I have been told that when treating delirium, you should look for reversible causes first. In other words, before adding in lots of medication, try to see if a simple solution exists.
One such reversible cause for delirium is hypoxia, or not getting enough oxygen to your brain. This can be a very simple thing to fix for some patients; just add oxygen. However, this can be more difficult when the delirium is at play.
Such was the case with Ronald. He had been diagnosed with lung cancer, and had spent a few days in our hospice home to give his disabled wife, who was also his caregiver, a break. Ronald was just starting to show signs of the roller coaster ride of up and down moods and confusion that can happen as the body slowly begins to shut down. He was a handful, and the staff was beginning to feel they needed a break as well.
When the nurses took him to his rural home 15 miles away after his respite stay, they made sure to alert his wife of some of the changes we were seeing, especially the new delirium and confusion that was worse when he didn’t wear his oxygen. They bid he and his wife farewell until the following day’s scheduled nurse visit and departed with relief.
I need to mention at this point that it was winter in Kansas. We had recently had several inches of snow, and more was on the way.
Several hours passed of peace and quiet at the Hospice House, when all of a sudden one of the nurses heard a banging sound at the back door. Confused on who it would be, she made her way to the back hall and opened the door. As a blast of snow and air hit her, she squinted in the bright light, her draw dropping as she took in Ronald standing in the snow in sweatpants and bare feet.
“Nurse, you have to come now!” He said in a panicky voice. The nurse had to prioritize the multiple shocking things in front of her. Ronald needed help, Ronald had no shoes on in a snow storm, Ronald had somehow arrived from his home 15 miles away.
That’s when the nurse noticed Ronald’s old pickup idling in the back parking lot. She blurted out “Ronald, what in the world is going on?” which seemed to sum up all of her concerns.
“I had to get here, my oxygen tank is broken at home. I can’t get it to work, and I absolutely need oxygen now. YOU need to come with me back to my house to fix it” Ronald explained.

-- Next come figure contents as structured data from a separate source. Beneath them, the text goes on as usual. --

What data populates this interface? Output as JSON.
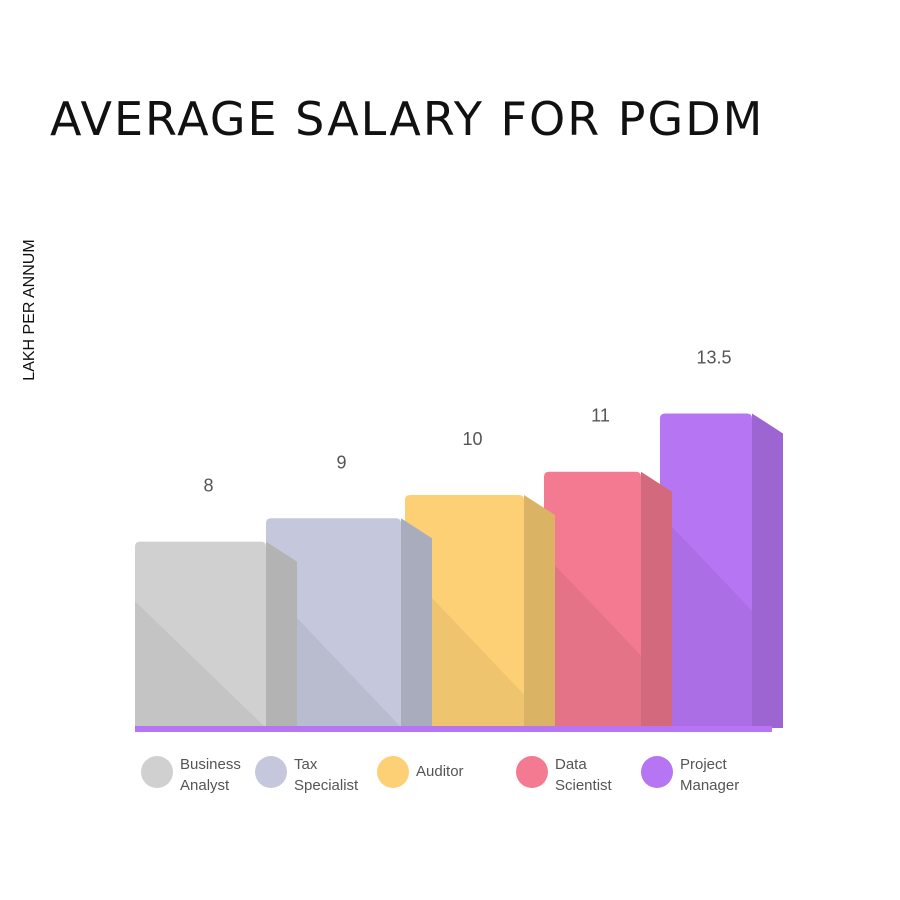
{
  "chart_data": {
    "type": "bar",
    "title": "AVERAGE SALARY FOR PGDM",
    "ylabel": "LAKH PER ANNUM",
    "xlabel": "",
    "categories": [
      "Business Analyst",
      "Tax Specialist",
      "Auditor",
      "Data Scientist",
      "Project Manager"
    ],
    "legend": [
      [
        "Business",
        "Analyst"
      ],
      [
        "Tax",
        "Specialist"
      ],
      [
        "Auditor"
      ],
      [
        "Data",
        "Scientist"
      ],
      [
        "Project",
        "Manager"
      ]
    ],
    "values": [
      8,
      9,
      10,
      11,
      13.5
    ],
    "value_labels": [
      "8",
      "9",
      "10",
      "11",
      "13.5"
    ],
    "colors": [
      "#d0d0d0",
      "#c5c8dc",
      "#fdd076",
      "#f47a91",
      "#b675f3"
    ],
    "baseline_color": "#b675f3",
    "legend_placement": "bottom",
    "grid": false
  }
}
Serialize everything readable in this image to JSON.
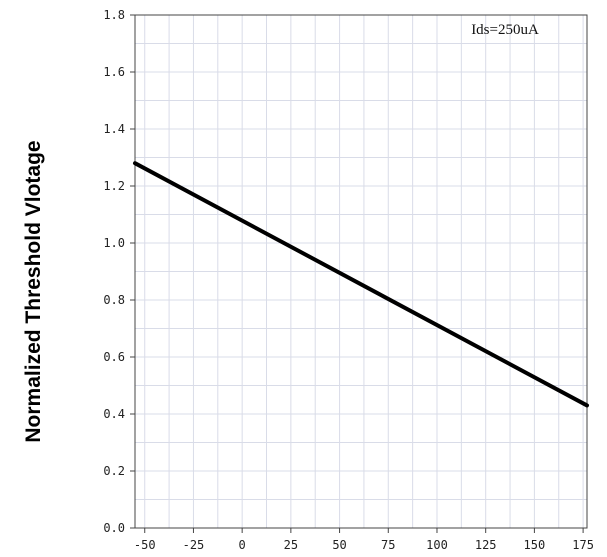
{
  "chart_data": {
    "type": "line",
    "title": "",
    "xlabel": "",
    "ylabel": "Normalized Threshold Vlotage",
    "annotation": "Ids=250uA",
    "xlim": [
      -55,
      177
    ],
    "ylim": [
      0.0,
      1.8
    ],
    "x_ticks": [
      "-50",
      "-25",
      "0",
      "25",
      "50",
      "75",
      "100",
      "125",
      "150",
      "175"
    ],
    "y_ticks": [
      "0.0",
      "0.2",
      "0.4",
      "0.6",
      "0.8",
      "1.0",
      "1.2",
      "1.4",
      "1.6",
      "1.8"
    ],
    "grid": true,
    "series": [
      {
        "x": [
          -55,
          177
        ],
        "y": [
          1.28,
          0.43
        ]
      }
    ]
  }
}
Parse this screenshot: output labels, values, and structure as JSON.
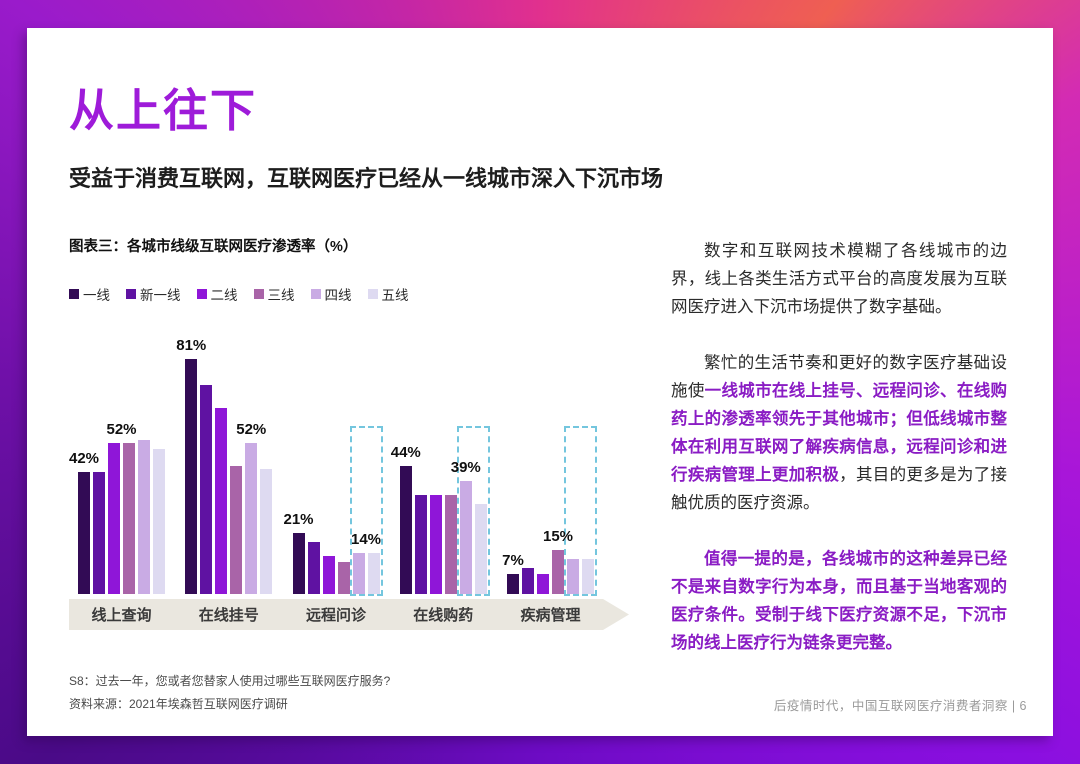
{
  "page": {
    "title": "从上往下",
    "subtitle": "受益于消费互联网，互联网医疗已经从一线城市深入下沉市场",
    "footer": "后疫情时代，中国互联网医疗消费者洞察 | 6"
  },
  "chart": {
    "caption": "图表三：各城市线级互联网医疗渗透率（%）",
    "notes": [
      "S8：过去一年，您或者您替家人使用过哪些互联网医疗服务?",
      "资料来源：2021年埃森哲互联网医疗调研"
    ],
    "highlight_color": "#74c6de",
    "axis_arrow_color": "#eae7df"
  },
  "chart_data": {
    "type": "bar",
    "title": "各城市线级互联网医疗渗透率（%）",
    "categories": [
      "线上查询",
      "在线挂号",
      "远程问诊",
      "在线购药",
      "疾病管理"
    ],
    "series": [
      {
        "name": "一线",
        "color": "#320b55",
        "values": [
          42,
          81,
          21,
          44,
          7
        ]
      },
      {
        "name": "新一线",
        "color": "#5f12a2",
        "values": [
          42,
          72,
          18,
          34,
          9
        ]
      },
      {
        "name": "二线",
        "color": "#8f16d8",
        "values": [
          52,
          64,
          13,
          34,
          7
        ]
      },
      {
        "name": "三线",
        "color": "#a964a8",
        "values": [
          52,
          44,
          11,
          34,
          15
        ]
      },
      {
        "name": "四线",
        "color": "#c9abe4",
        "values": [
          53,
          52,
          14,
          39,
          12
        ]
      },
      {
        "name": "五线",
        "color": "#dedaf1",
        "values": [
          50,
          43,
          14,
          31,
          12
        ]
      }
    ],
    "value_labels": [
      {
        "category": 0,
        "at": 0,
        "text": "42%"
      },
      {
        "category": 0,
        "at": 2.5,
        "text": "52%"
      },
      {
        "category": 1,
        "at": 0,
        "text": "81%"
      },
      {
        "category": 1,
        "at": 4,
        "text": "52%"
      },
      {
        "category": 2,
        "at": 0,
        "text": "21%"
      },
      {
        "category": 2,
        "at": 4.5,
        "text": "14%"
      },
      {
        "category": 3,
        "at": 0,
        "text": "44%"
      },
      {
        "category": 3,
        "at": 4,
        "text": "39%"
      },
      {
        "category": 4,
        "at": 0,
        "text": "7%"
      },
      {
        "category": 4,
        "at": 3,
        "text": "15%"
      }
    ],
    "highlight_boxes": [
      {
        "category": 2,
        "series_from": 4,
        "series_to": 5,
        "top_pct": 58.5
      },
      {
        "category": 3,
        "series_from": 4,
        "series_to": 5,
        "top_pct": 58.5
      },
      {
        "category": 4,
        "series_from": 4,
        "series_to": 5,
        "top_pct": 58.5
      }
    ],
    "ylim": [
      0,
      90
    ],
    "legend_position": "top",
    "grid": false
  },
  "paragraphs": [
    {
      "segments": [
        {
          "style": "normal",
          "text": "数字和互联网技术模糊了各线城市的边界，线上各类生活方式平台的高度发展为互联网医疗进入下沉市场提供了数字基础。"
        }
      ]
    },
    {
      "segments": [
        {
          "style": "normal",
          "text": "繁忙的生活节奏和更好的数字医疗基础设施使"
        },
        {
          "style": "em",
          "text": "一线城市在线上挂号、远程问诊、在线购药上的渗透率领先于其他城市；但低线城市整体在利用互联网了解疾病信息，远程问诊和进行疾病管理上更加积极"
        },
        {
          "style": "normal",
          "text": "，其目的更多是为了接触优质的医疗资源。"
        }
      ]
    },
    {
      "segments": [
        {
          "style": "em",
          "text": "值得一提的是，各线城市的这种差异已经不是来自数字行为本身，而且基于当地客观的医疗条件。受制于线下医疗资源不足，下沉市场的线上医疗行为链条更完整。"
        }
      ]
    }
  ]
}
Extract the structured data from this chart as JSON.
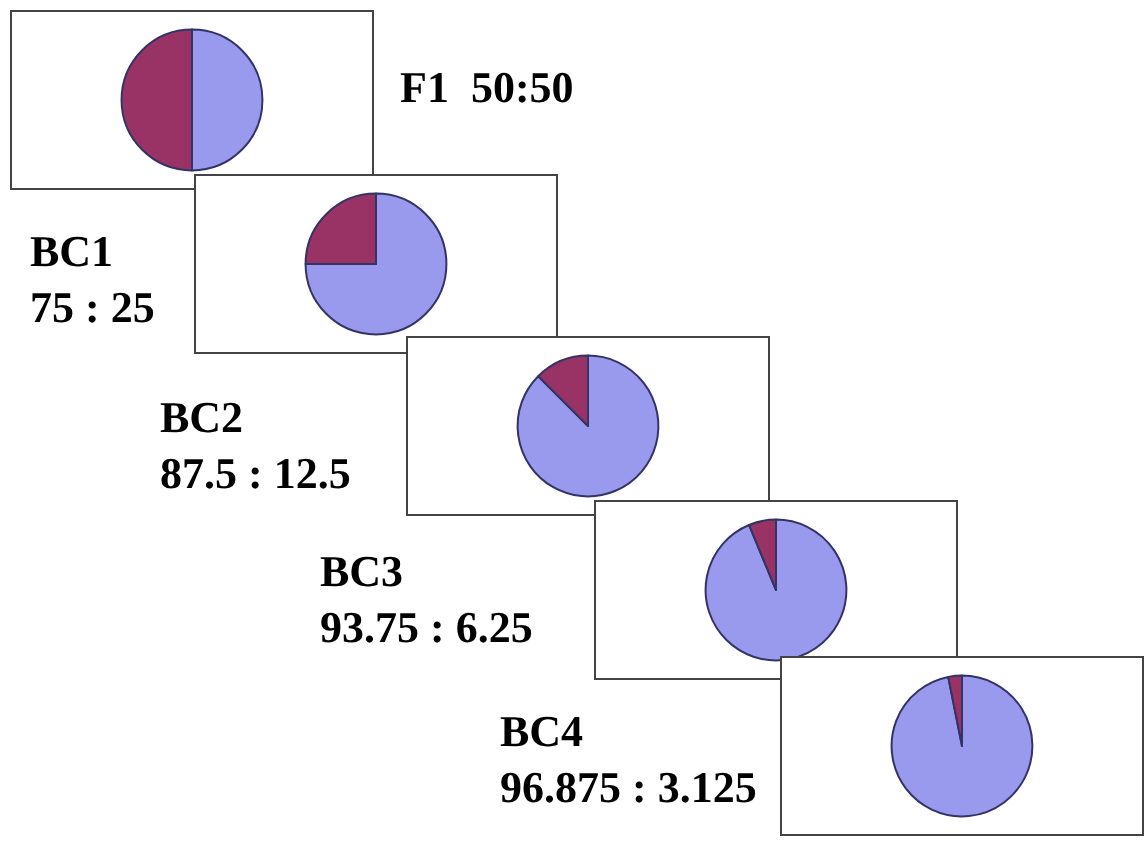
{
  "chart_data": [
    {
      "type": "pie",
      "title": "F1  50:50",
      "categories": [
        null,
        null
      ],
      "values": [
        50,
        50
      ],
      "colors": [
        "#9999ee",
        "#993366"
      ]
    },
    {
      "type": "pie",
      "title": "BC1",
      "subtitle": "75 : 25",
      "categories": [
        null,
        null
      ],
      "values": [
        75,
        25
      ],
      "colors": [
        "#9999ee",
        "#993366"
      ]
    },
    {
      "type": "pie",
      "title": "BC2",
      "subtitle": "87.5 : 12.5",
      "categories": [
        null,
        null
      ],
      "values": [
        87.5,
        12.5
      ],
      "colors": [
        "#9999ee",
        "#993366"
      ]
    },
    {
      "type": "pie",
      "title": "BC3",
      "subtitle": "93.75 : 6.25",
      "categories": [
        null,
        null
      ],
      "values": [
        93.75,
        6.25
      ],
      "colors": [
        "#9999ee",
        "#993366"
      ]
    },
    {
      "type": "pie",
      "title": "BC4",
      "subtitle": "96.875 : 3.125",
      "categories": [
        null,
        null
      ],
      "values": [
        96.875,
        3.125
      ],
      "colors": [
        "#9999ee",
        "#993366"
      ]
    }
  ]
}
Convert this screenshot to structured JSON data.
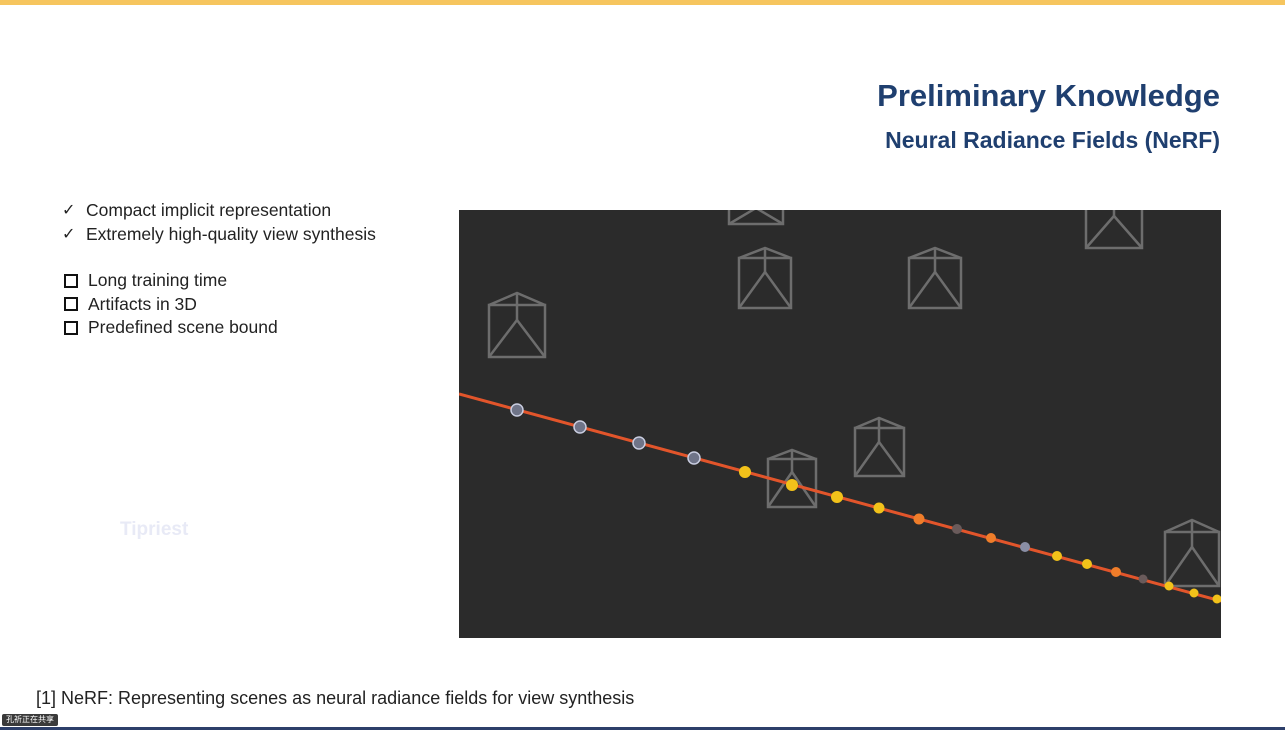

Here’s were delirium’s irrational side comes in. Instead of having his wife call the nurse, or he calling the nurse to work thru the problem, Ronald had run to his truck in his bare feet and driven through a snowstorm to come get a nurse.
There really was no way to persuade him of any other solution than having a nurse follow him back to his house to figure things out.
The nurse drove in her own car, and followed to make sure Ronald was safe as he made his way back to his home. Even back at his house, he spoke in a rapid, paranoid way. She helped him inside, and he led her to the troubled oxygen concentrator.
“You see, there, it’s not working!” Ronald said flipping the switch on and off in exasperation. The nurse immediately glanced to the wall were the cord to the concentrator lay, unplugged. She calmly walked over, plugged the machine in, and the machine’s whirring sound began again.
The remedy to Ronald’s delirium was oxygen, which was readily available, however it was the delirium itself which prevented him from being able to help himself.